Earlier this year, we launched the International Digital Accountability Council (IDAC). After identifying the need for a third-party enforcement and accountability entity to address the gap between legislation and mobile platforms’ rules and requirements, we incubated the IDAC under the FPF umbrella. Today, the IDAC is an independent watchdog organization dedicated to ensuring a fair and trustworthy digital and application marketplace for consumers, encouraging companies to engage in responsible practices. I’m very proud of that effort and look forward to watching them continue to grow into a widely influential organization.
Balancing user expectations with industry standards is an interesting challenge. Consumers typically use an app because it will provide a specific service or allow them to achieve a specific goal — whether that’s managing a calendar, ordering dinner, or passing the time playing a fun game. App companies need to be clear about what it is they are providing to users, how they use and treat the data they collect, and ensure that any secondary or downstream uses of data are not unexpected or discriminatory (even if such uses ensure an app is free to use).
What do you see happening over the next few years in ad-tech?
Over the past few years, we’ve seen the GDPR have a very significant, global impact — despite ostensibly being a European law, the GDPR has influenced companies’ behaviors with respect to consumer data worldwide. We’re seeing other countries follow the example of the GDPR, working to establish privacy regulations informed by European law and its interpretations. I’ve found it fascinating to see how different cultural norms and expectations with respect to privacy have impacted national and state privacy laws, and it will be interesting to see how they continue to evolve. For example, where Europe recognizes privacy as a fundamental human right and approaches default data practices from that perspective, U.S. companies often rely on a system of notice and choice, requiring users to opt out of certain practices as the default. These differing perspectives are often reflected in how companies collect, use, and share consumer data, and have to be embraced and adapted to accommodate a globally accessible and targeted internet.
In the United States, we’ve seen California enact regulations embracing approaches similar to the GDPR from a perspective that reflects U.S. cultural norms. I expect California to serve as a driver of additional privacy legislation and the evolution of default approaches in the United States, but I also expect to see changes coming from the ad tech providers themselves as well as the companies leveraging their services. Companies with the power to determine what can be done within their respective environments, for example Google and Apple in the mobile platform context, often drive a significant portion of the policy standards and discussions today. When a company controls the platforms and technologies on it that may be used to interact with consumers, a seemingly minor change on that platform can cause a ripple effect felt across the ecosystem.
Ultimately, I think the push-pull between advertisers and the platforms on which they reach consumers will continue.
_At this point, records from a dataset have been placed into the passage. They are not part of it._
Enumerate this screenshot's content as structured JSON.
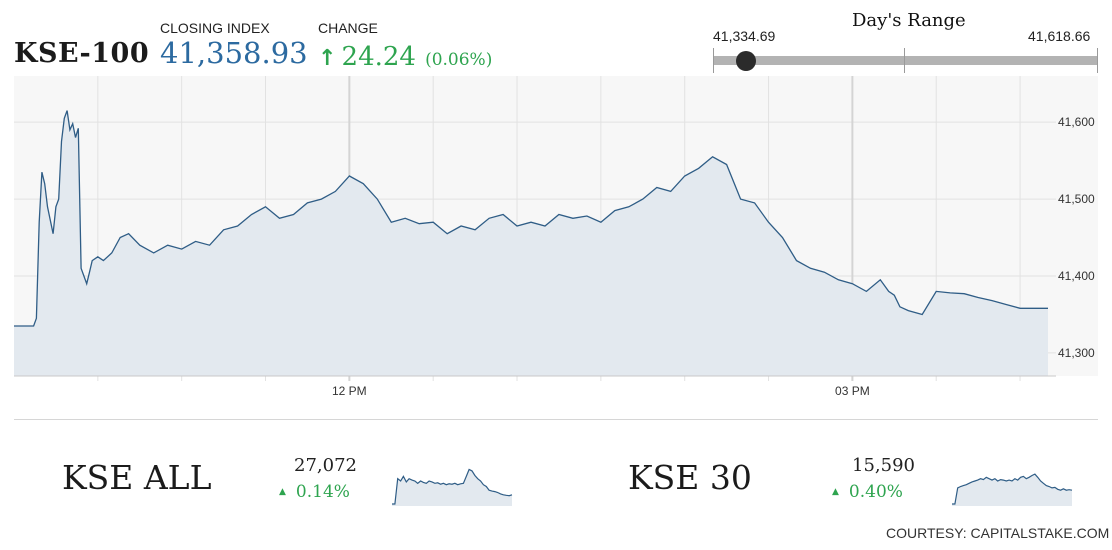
{
  "header": {
    "index_name": "KSE-100",
    "closing_label": "CLOSING INDEX",
    "closing_value": "41,358.93",
    "change_label": "CHANGE",
    "change_arrow": "↑",
    "change_value": "24.24",
    "change_pct": "(0.06%)"
  },
  "days_range": {
    "title": "Day's Range",
    "low": "41,334.69",
    "high": "41,618.66",
    "current": 41358.93
  },
  "colors": {
    "line": "#2f5d86",
    "fill": "#e3e9ef",
    "positive": "#2ea44f",
    "closing": "#2c6aa0"
  },
  "chart_data": [
    {
      "type": "area",
      "series_name": "KSE-100",
      "x_ticks": [
        "12 PM",
        "03 PM"
      ],
      "y_ticks": [
        "41,300",
        "41,400",
        "41,500",
        "41,600"
      ],
      "ylim": [
        41270,
        41660
      ],
      "grid": true,
      "x_minutes": [
        570,
        573,
        575,
        576,
        577,
        578,
        579,
        580,
        581,
        582,
        584,
        585,
        586,
        587,
        588,
        589,
        590,
        591,
        592,
        593,
        594,
        595,
        596,
        597,
        598,
        600,
        602,
        605,
        608,
        611,
        615,
        620,
        625,
        630,
        635,
        640,
        645,
        650,
        655,
        660,
        665,
        670,
        675,
        680,
        685,
        690,
        695,
        700,
        705,
        710,
        715,
        720,
        725,
        730,
        735,
        740,
        745,
        750,
        755,
        760,
        765,
        770,
        775,
        780,
        785,
        790,
        795,
        800,
        805,
        810,
        815,
        820,
        825,
        830,
        835,
        840,
        845,
        850,
        855,
        860,
        865,
        870,
        875,
        880,
        883,
        885,
        887,
        890,
        895,
        900,
        905,
        910,
        915,
        920,
        925,
        930,
        935,
        940
      ],
      "values": [
        41335,
        41335,
        41335,
        41335,
        41335,
        41345,
        41470,
        41535,
        41520,
        41490,
        41455,
        41490,
        41500,
        41575,
        41605,
        41615,
        41590,
        41598,
        41580,
        41592,
        41410,
        41400,
        41390,
        41405,
        41420,
        41425,
        41420,
        41430,
        41450,
        41455,
        41440,
        41430,
        41440,
        41435,
        41445,
        41440,
        41460,
        41465,
        41480,
        41490,
        41475,
        41480,
        41495,
        41500,
        41510,
        41530,
        41520,
        41500,
        41470,
        41475,
        41468,
        41470,
        41455,
        41465,
        41460,
        41475,
        41480,
        41465,
        41470,
        41465,
        41480,
        41475,
        41478,
        41470,
        41485,
        41490,
        41500,
        41515,
        41510,
        41530,
        41540,
        41555,
        41545,
        41500,
        41495,
        41470,
        41450,
        41420,
        41410,
        41405,
        41395,
        41390,
        41380,
        41395,
        41380,
        41375,
        41360,
        41355,
        41350,
        41380,
        41378,
        41377,
        41372,
        41368,
        41363,
        41358,
        41358,
        41358
      ]
    },
    {
      "type": "area",
      "series_name": "KSE ALL",
      "value_label": "27,072",
      "change_label": "0.14%",
      "values": [
        0.0,
        0.0,
        0.55,
        0.5,
        0.6,
        0.48,
        0.55,
        0.52,
        0.5,
        0.45,
        0.5,
        0.47,
        0.45,
        0.5,
        0.48,
        0.45,
        0.46,
        0.43,
        0.45,
        0.42,
        0.44,
        0.43,
        0.45,
        0.42,
        0.44,
        0.45,
        0.6,
        0.75,
        0.72,
        0.62,
        0.55,
        0.5,
        0.42,
        0.38,
        0.3,
        0.28,
        0.27,
        0.25,
        0.22,
        0.2,
        0.19,
        0.18,
        0.2
      ]
    },
    {
      "type": "area",
      "series_name": "KSE 30",
      "value_label": "15,590",
      "change_label": "0.40%",
      "values": [
        0.0,
        0.0,
        0.35,
        0.38,
        0.4,
        0.42,
        0.45,
        0.48,
        0.5,
        0.52,
        0.55,
        0.53,
        0.58,
        0.55,
        0.52,
        0.55,
        0.5,
        0.53,
        0.52,
        0.5,
        0.52,
        0.5,
        0.55,
        0.52,
        0.58,
        0.6,
        0.55,
        0.58,
        0.62,
        0.65,
        0.58,
        0.5,
        0.45,
        0.4,
        0.38,
        0.35,
        0.36,
        0.32,
        0.3,
        0.33,
        0.3,
        0.31,
        0.3
      ]
    }
  ],
  "bottom": {
    "kse_all": {
      "name": "KSE ALL",
      "value": "27,072",
      "tri": "▲",
      "change": "0.14%"
    },
    "kse_30": {
      "name": "KSE 30",
      "value": "15,590",
      "tri": "▲",
      "change": "0.40%"
    }
  },
  "footer": {
    "courtesy": "COURTESY: CAPITALSTAKE.COM"
  }
}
The brands and advertisers themselves may not always be technical experts, but these organizations excel at finding creative ways to reach their goals. This is where we end up in a “whack-a-mole” situation – platforms’ goals may not align with those of the advertisers on their platforms, creating a constant balancing act. FPF’s role and perspective as data optimists allows us to bring together a variety of stakeholders and experts to help achieve the various goals, using data in new and innovative ways, while always respecting the users at the core of the conversation.